Those who are deeply, deeply concerned that works, once held in the public trust, remain held in the public trust must have been happy to have it confirmed this week that the Lucas Museum was the buyer of Rockwell's "Shuffleton's Barbershop" from the Berkshire Museum.
I kid, of course. They're not happy at all. But imagine this one sale was all the museum needed to solve its serious financial trouble. (Not too big a stretch, actually: the purchase price was not disclosed, but Sotheby's had previously estimated it at $20-30 million.) It's hard to see how anybody could object to that. The museum solves its problem, and the work stays in the public domain. Sure, maybe the people of the Berkshires "lose" one of "their" many Rockwells, but that's offset by the fact that the (many more) people of Los Angeles gain a Rockwell. It's a win-win, isn't it?
But you just know that, if that were the whole transaction, the Deaccession Police would be just as outraged as they always are. It would be unethical. It would be repulsive. It would be Stalinesque. The whole usual drill.
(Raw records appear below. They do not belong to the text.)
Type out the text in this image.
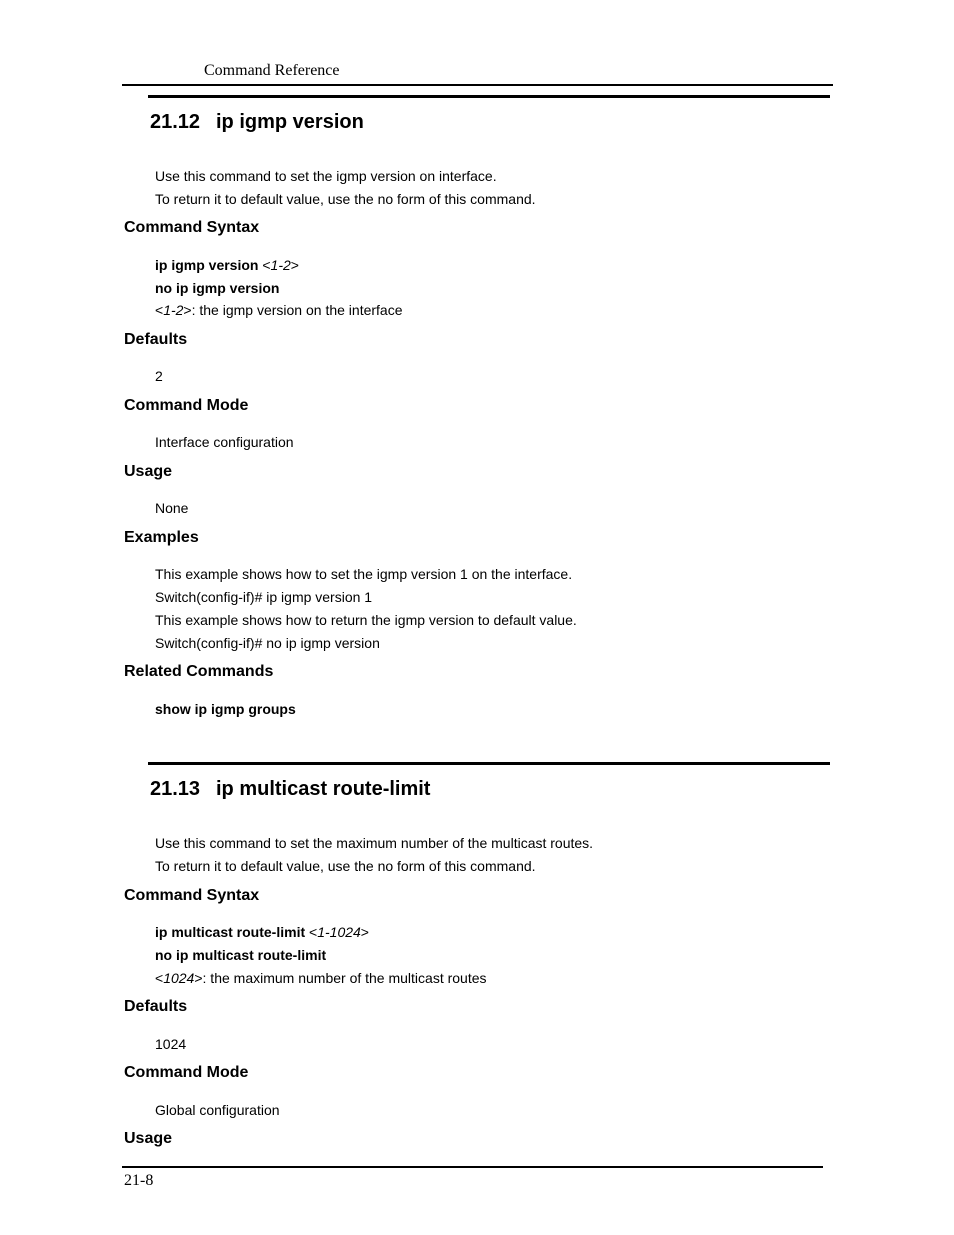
Command Reference
21.12 ip igmp version
Use this command to set the igmp version on interface.
To return it to default value, use the no form of this command.
Command Syntax
ip igmp version <1-2>
no ip igmp version
<1-2>: the igmp version on the interface
Defaults
2
Command Mode
Interface configuration
Usage
None
Examples
This example shows how to set the igmp version 1 on the interface.
Switch(config-if)# ip igmp version 1
This example shows how to return the igmp version to default value.
Switch(config-if)# no ip igmp version
Related Commands
show ip igmp groups
21.13 ip multicast route-limit
Use this command to set the maximum number of the multicast routes.
To return it to default value, use the no form of this command.
Command Syntax
ip multicast route-limit <1-1024>
no ip multicast route-limit
<1024>: the maximum number of the multicast routes
Defaults
1024
Command Mode
Global configuration
Usage
21-8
Their utter inability to distinguish between cases -- to see any relevant ethical difference between a sale by a struggling museum to another, better funded museum, on the one hand, and a sale by a flush museum to a private collector to raise funds for day-to-day operating expenses, for example -- suggests that there is something deeply wrong with their approach. But they're oblivious to it, or at least pretend to be.